TLC, creator of many shoes about out-of-the- ordinary people, now has a new show about something that might hit a bit closer to home for a lot of us. Though a great majority of us might not be able to empathize with a family of dwarfs or parents with a house full of multiples, this new show touches on an issue that is slowly overtaking the American population.

The Cole family, out of North Carolina, weigh 1400 lbs collectively. In addition to just showing their everyday lives, it’s also supposed to record their journey of losing weight without outside help. View the following clip that I found on youtube:

I mean, really, TLC?

Did they say: “Let’s take the obese people to a waterpark where they can be scantily clad and we can fully showcase their fat rolls and manboobs. Then, let’s try to get them on a ride that there is no way in hell they can fit on.”

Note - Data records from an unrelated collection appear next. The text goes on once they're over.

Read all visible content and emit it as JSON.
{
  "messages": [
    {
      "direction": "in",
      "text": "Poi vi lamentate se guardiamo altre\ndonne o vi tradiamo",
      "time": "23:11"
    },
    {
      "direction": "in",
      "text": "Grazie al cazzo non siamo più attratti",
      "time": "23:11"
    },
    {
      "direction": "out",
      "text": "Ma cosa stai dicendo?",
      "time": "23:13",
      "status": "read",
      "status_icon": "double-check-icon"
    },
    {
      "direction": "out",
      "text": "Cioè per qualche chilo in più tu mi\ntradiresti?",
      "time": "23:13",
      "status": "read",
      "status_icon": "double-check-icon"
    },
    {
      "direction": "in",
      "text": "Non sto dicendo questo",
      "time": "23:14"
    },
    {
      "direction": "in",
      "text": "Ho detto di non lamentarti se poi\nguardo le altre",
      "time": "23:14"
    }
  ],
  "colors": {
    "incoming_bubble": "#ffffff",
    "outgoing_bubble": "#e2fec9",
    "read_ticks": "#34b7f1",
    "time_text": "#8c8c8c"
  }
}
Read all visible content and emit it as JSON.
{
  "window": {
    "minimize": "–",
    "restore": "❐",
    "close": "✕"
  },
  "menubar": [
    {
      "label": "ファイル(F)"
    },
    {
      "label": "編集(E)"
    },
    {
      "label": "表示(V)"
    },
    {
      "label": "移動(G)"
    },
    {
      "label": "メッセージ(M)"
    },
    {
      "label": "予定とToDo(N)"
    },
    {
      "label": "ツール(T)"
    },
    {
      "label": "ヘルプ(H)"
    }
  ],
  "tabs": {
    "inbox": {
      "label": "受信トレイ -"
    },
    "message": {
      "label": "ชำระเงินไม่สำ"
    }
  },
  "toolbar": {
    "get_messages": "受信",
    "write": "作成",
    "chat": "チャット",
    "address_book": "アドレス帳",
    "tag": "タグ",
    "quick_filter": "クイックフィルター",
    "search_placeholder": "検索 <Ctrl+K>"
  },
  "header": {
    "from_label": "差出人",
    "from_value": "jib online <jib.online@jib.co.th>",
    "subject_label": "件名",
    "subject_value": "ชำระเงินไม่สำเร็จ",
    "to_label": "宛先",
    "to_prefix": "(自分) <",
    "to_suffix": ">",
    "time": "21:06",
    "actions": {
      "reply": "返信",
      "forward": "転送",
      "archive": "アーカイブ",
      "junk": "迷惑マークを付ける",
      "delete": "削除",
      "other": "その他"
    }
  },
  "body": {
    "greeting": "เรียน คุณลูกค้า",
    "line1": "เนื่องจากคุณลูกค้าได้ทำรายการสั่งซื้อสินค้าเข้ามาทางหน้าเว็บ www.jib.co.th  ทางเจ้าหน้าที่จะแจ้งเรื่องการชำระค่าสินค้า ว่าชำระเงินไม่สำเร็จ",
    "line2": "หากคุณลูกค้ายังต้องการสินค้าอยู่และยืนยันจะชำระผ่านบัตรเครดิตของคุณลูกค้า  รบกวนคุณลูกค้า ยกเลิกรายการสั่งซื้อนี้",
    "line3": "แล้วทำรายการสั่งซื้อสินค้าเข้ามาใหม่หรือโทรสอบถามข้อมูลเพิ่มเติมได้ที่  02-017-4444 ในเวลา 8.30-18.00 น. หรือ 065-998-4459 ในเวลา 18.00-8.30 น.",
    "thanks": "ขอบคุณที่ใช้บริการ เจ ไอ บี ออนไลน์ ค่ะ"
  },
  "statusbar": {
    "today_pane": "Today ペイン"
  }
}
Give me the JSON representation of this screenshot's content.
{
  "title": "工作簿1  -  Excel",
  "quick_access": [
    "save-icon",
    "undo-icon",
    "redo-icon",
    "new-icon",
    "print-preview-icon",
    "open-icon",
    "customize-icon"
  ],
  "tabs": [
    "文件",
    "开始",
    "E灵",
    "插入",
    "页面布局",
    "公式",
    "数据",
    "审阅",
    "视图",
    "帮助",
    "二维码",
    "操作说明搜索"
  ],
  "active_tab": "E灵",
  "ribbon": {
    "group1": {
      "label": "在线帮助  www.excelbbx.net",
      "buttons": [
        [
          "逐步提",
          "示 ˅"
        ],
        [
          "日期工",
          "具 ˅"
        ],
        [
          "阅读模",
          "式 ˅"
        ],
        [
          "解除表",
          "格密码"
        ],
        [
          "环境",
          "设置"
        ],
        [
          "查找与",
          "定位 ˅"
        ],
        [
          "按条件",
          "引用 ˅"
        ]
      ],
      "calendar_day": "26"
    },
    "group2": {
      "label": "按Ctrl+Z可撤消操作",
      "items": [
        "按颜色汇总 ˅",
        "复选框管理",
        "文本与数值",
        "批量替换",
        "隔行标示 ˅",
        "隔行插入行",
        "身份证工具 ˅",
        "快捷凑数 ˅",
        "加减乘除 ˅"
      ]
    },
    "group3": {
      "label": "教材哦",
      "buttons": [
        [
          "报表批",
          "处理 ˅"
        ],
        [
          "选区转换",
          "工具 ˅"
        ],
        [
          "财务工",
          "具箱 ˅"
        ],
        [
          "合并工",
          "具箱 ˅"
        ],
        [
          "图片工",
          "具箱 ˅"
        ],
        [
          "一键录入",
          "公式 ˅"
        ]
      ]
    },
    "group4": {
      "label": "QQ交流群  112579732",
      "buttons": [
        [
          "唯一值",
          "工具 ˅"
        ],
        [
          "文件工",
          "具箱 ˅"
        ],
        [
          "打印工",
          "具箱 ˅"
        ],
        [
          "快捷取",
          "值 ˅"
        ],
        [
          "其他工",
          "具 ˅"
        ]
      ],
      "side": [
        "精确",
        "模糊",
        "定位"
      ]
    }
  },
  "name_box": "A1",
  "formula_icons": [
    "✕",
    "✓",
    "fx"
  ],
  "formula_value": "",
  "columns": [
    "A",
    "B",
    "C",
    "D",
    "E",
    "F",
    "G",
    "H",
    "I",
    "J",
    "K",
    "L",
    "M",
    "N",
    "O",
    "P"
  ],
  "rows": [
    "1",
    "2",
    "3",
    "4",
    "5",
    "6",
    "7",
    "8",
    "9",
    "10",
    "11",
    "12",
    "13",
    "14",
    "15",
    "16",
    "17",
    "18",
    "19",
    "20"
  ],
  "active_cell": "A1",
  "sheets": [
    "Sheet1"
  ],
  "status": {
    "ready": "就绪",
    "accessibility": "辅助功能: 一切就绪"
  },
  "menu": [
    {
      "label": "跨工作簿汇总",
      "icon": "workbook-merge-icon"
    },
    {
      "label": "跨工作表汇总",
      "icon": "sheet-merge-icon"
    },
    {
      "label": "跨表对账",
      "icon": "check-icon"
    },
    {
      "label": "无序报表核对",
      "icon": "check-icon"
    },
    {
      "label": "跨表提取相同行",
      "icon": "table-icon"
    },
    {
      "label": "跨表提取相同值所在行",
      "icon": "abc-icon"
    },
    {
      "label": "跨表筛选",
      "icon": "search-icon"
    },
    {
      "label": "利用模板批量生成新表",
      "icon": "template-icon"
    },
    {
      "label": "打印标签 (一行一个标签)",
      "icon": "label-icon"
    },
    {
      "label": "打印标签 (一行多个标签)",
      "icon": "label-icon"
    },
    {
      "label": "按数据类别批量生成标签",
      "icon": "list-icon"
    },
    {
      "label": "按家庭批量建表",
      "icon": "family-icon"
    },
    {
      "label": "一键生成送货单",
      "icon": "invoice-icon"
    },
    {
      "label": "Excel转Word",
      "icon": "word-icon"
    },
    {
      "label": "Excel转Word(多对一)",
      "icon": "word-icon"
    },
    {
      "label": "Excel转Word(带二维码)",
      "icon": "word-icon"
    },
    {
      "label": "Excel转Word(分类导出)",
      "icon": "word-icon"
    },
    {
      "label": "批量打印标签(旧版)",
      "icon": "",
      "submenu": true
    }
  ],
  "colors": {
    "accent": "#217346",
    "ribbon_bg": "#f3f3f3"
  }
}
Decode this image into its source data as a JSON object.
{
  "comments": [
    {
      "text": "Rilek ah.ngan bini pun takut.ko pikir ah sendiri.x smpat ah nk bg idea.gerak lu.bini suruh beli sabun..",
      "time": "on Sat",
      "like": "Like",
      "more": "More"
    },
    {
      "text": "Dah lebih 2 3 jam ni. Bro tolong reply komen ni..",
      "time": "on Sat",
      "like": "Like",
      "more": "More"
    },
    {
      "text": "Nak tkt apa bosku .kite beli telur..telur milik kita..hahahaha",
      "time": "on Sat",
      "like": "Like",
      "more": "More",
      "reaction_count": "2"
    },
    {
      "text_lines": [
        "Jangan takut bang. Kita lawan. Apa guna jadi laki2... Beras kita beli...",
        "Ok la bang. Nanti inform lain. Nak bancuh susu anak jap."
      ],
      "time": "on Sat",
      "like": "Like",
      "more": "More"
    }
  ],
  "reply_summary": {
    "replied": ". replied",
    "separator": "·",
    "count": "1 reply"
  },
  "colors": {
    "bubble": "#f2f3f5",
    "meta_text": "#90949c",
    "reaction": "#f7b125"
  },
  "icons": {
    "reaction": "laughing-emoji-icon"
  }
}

I’ve not watched the show, but I’m going to try to view it as soon as I can to make a complete judgement. However, from this clip, it looks like a joke. The mom says they’re going to work off pancakes at the waterpark. Once they get there, they eat more junk.

Though I understand that shows like this are meant to shed light on this very important issue, I can’t help but wonder what harm it’s doing.
First, the children in the series. I’m sure they already get made fun of for being overweight in the first place…now their classmates have even more material for their fat jokes. How is this helping their already fragile self esteem?

Second, this is obviously a serious disease in this family. It is a deepdown problem and needs some strong intervention, including some self education on nutrition. Pancakes with tons of butter for breakfast is not the way to go, folks! The situation presented in the above clip, the closeups of their mouths while they eat, and the focus on foods, gives the show a strong “sideshow” feeling instead of recovery.

Third, and this might be silly, but I hate that they are African American. I know that some statistics claim that 60 percent of AA men and up to 78 percent of AA women are overweight, so perhaps that’s the reason this family was chosen. The only good thing I can find in them being AA is that they are a complete family with a mother and a father, and they seem to have a good relationship.

I really, really feel sorry for them. I do wish them the best and hope that they get healthy. I also hope this show does not create even more problems for them in the long run.

What do you think? Have you seen the show?